Fitch Affirms PartnerRe’s Ratings, Outlook Stable

December 14, 2018

Fitch Ratings has affirmed PartnerRe Ltd.’s [PRE] ratings, including its ‘A-’ Issuer Default Rating [IDR] and the ‘A+’ [Strong] Insurer Financial Strength [IFS] rating of Partner Reinsurance Company Ltd. The Rating Outlook is Stable.

A statement from the ratings agency said, “The affirmation reflects the company’s strong and diverse reinsurance business profile, strong long-term financial performance, very strong capitalization with reasonable financial leverage and strong reserve position. These favorable factors are partially offset by PRE’s lack of diversity outside of reinsurance.

“Fitch considers PRE to have a strong reinsurance business profile, with net premiums written [NPW] of $5.1 billion in 2017 and total shareholders’ equity of $6.6 billion as of Sept. 30, 2018. While PRE is larger than many of its more specialized reinsurance peers, its overall market position trails several of its larger, higher-rated, more diversified [re]insurance peers. Fitch views PRE’s diverse reinsurance product lines as one of its key credit strengths, writing a diverse mix of property, casualty, specialty and life and health reinsurance products that reduce its exposure to any single market segment.

“PRE historically produces above-average underwriting results for its peer group, with overall average volatility. PRE posted a nine-month 2018 GAAP combined ratio of 99.4%, which included 3.8 points of catastrophe losses from Typhoons Jebi and Trami and Hurricane Florence. This compares with 99.3% for full-year 2017, which included 15.4 points of natural catastrophe losses from Hurricanes Harvey, Irma and Maria, and wildfires in California. This compared favorably with most peer companies that posted reinsurance segment underwriting losses in 2017.

“Through the first nine months of 2018, the company posted a net loss of $101 million, as operating profitability was more than offset by net unrealized investment losses on fixed income securities of $358 million from an increase in interest rates and credit spreads. This compares to $218 million of net income in 2017, as $1 million of after-tax operating losses driven by $569 million of pre-tax net catastrophe losses was offset by pre-tax net realized and unrealized investment gains of $232 million.

“Fitch views PRE’s capitalization as very strong with and an ‘Extremely Strong’ score on Fitch’s Prism factor-based capital model. PRE’s financial leverage ratio [FLR] is moderate at 20.8% as of Sept. 30, 2018, down slightly from 20.9% at year-end 2017. Total shareholders’ equity declined 3% during the first nine months of 2018 driven by unrealized investment losses on fixed maturities from an increase in interest rates.
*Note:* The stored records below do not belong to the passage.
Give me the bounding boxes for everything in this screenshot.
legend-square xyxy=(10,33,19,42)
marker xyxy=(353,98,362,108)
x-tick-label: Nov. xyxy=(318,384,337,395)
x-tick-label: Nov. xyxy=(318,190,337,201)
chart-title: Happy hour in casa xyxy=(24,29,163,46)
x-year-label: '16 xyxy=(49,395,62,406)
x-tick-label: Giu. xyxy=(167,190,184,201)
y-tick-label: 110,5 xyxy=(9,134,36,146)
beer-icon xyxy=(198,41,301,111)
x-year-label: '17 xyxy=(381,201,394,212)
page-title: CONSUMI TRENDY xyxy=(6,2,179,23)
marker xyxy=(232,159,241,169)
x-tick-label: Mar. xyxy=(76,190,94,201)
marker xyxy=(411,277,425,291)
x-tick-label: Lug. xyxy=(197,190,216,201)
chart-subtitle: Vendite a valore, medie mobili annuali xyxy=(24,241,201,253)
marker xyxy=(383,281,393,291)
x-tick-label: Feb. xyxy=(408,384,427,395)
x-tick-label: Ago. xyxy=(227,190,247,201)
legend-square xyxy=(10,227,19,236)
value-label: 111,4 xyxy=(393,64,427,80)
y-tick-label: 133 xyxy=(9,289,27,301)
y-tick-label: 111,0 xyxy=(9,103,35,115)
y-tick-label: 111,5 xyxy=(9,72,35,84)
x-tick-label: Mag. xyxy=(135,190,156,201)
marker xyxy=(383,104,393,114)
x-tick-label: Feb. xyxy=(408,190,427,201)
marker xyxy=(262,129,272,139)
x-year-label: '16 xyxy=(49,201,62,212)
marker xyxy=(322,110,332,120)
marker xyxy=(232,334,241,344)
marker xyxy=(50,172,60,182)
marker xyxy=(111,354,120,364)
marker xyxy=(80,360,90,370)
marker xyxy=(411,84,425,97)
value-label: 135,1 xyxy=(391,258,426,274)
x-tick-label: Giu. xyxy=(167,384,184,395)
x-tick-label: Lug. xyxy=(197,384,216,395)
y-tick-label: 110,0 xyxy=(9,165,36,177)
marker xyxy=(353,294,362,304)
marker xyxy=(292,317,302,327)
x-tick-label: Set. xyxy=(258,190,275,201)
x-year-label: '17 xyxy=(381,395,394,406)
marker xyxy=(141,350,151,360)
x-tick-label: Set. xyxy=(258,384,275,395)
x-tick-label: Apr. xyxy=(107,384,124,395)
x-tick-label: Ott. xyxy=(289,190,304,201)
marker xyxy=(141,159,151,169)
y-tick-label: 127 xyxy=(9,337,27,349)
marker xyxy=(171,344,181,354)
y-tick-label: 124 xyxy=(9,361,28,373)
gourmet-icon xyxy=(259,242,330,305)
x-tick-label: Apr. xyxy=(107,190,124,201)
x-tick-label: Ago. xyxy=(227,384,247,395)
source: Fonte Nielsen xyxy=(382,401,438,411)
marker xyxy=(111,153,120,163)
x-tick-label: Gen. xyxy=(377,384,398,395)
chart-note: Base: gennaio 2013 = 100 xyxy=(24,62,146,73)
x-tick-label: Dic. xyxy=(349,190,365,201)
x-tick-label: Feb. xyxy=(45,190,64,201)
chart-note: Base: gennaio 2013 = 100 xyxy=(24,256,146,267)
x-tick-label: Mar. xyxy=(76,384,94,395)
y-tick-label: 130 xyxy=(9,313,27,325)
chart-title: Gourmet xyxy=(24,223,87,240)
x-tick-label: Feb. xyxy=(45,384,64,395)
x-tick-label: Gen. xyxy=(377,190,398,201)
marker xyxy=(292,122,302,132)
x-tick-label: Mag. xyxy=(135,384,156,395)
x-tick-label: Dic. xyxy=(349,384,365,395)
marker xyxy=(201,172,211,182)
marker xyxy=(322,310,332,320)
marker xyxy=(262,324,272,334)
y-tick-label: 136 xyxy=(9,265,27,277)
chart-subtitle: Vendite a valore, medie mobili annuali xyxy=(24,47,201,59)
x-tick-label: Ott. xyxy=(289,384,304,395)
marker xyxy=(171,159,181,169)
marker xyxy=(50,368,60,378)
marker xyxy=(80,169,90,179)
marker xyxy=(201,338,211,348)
“PRE’s loss reserves have exhibited consist favorable development, significantly contributing to PRE’s earnings. Prior year reserve releases totaled $102 million through nine-months 2018, or 3.2% of net premiums earned, 1.1% of beginning of year [BOY] reserves and 1.5% of shareholders’ equity. This level is reduced from the recent five-year period [2013-2017] when the company produced prior-year reserve releases totaling $3.5 billion, or 16.5% of net premiums earned, averaging 6.9% and 9.7% of BOY reserves and shareholders’ equity, respectively. Fitch expects PRE’s reserve adequacy to be strong, with continued favorable development, although at levels reduced from those historically.
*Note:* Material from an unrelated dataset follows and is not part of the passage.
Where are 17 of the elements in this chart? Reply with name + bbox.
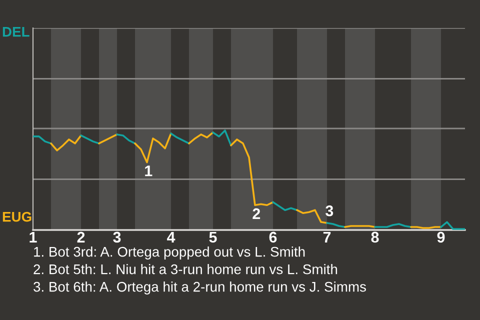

“Fitch does not rate PRE’s parent company, EXOR N.V. but views EXOR’s credit quality as neutral to PRE’s ratings. Fitch expects EXOR to maintain a conservative dividend policy from PRE, preferring to accumulate capital for business opportunities. EXOR made a commitment to limit common share dividends from PRE to 67% of quarterly net income until year-end 2020. PRE continues to manage its operations generally independent of EXOR, although EXOR is expected to offer reasonable support to PRE as needed.

“Key rating sensitivities that could result in an upgrade include improvement to a very strong business profile as a result of an enhanced relative competitive market position; demonstrating favorable run-rate earnings and low volatility, with a combined ratio in the low 90s; growth in risk-adjusted capital while maintaining a NPW-to-equity ratio of 0.8x or lower; a FLR at or below 20%; and fixed-charge coverage of at least 8x.

“Key rating sensitivities that could result in a downgrade include sustained reported combined ratios above 100%, operating ratios above 90% or net income return on equity below 7%; fixed-charge coverage below 6x; consistent adverse loss reserve development; a NPW-to-equity ratio increase to more than 1.0x; a FLR above 25%; or deterioration in EXOR’s credit profile.”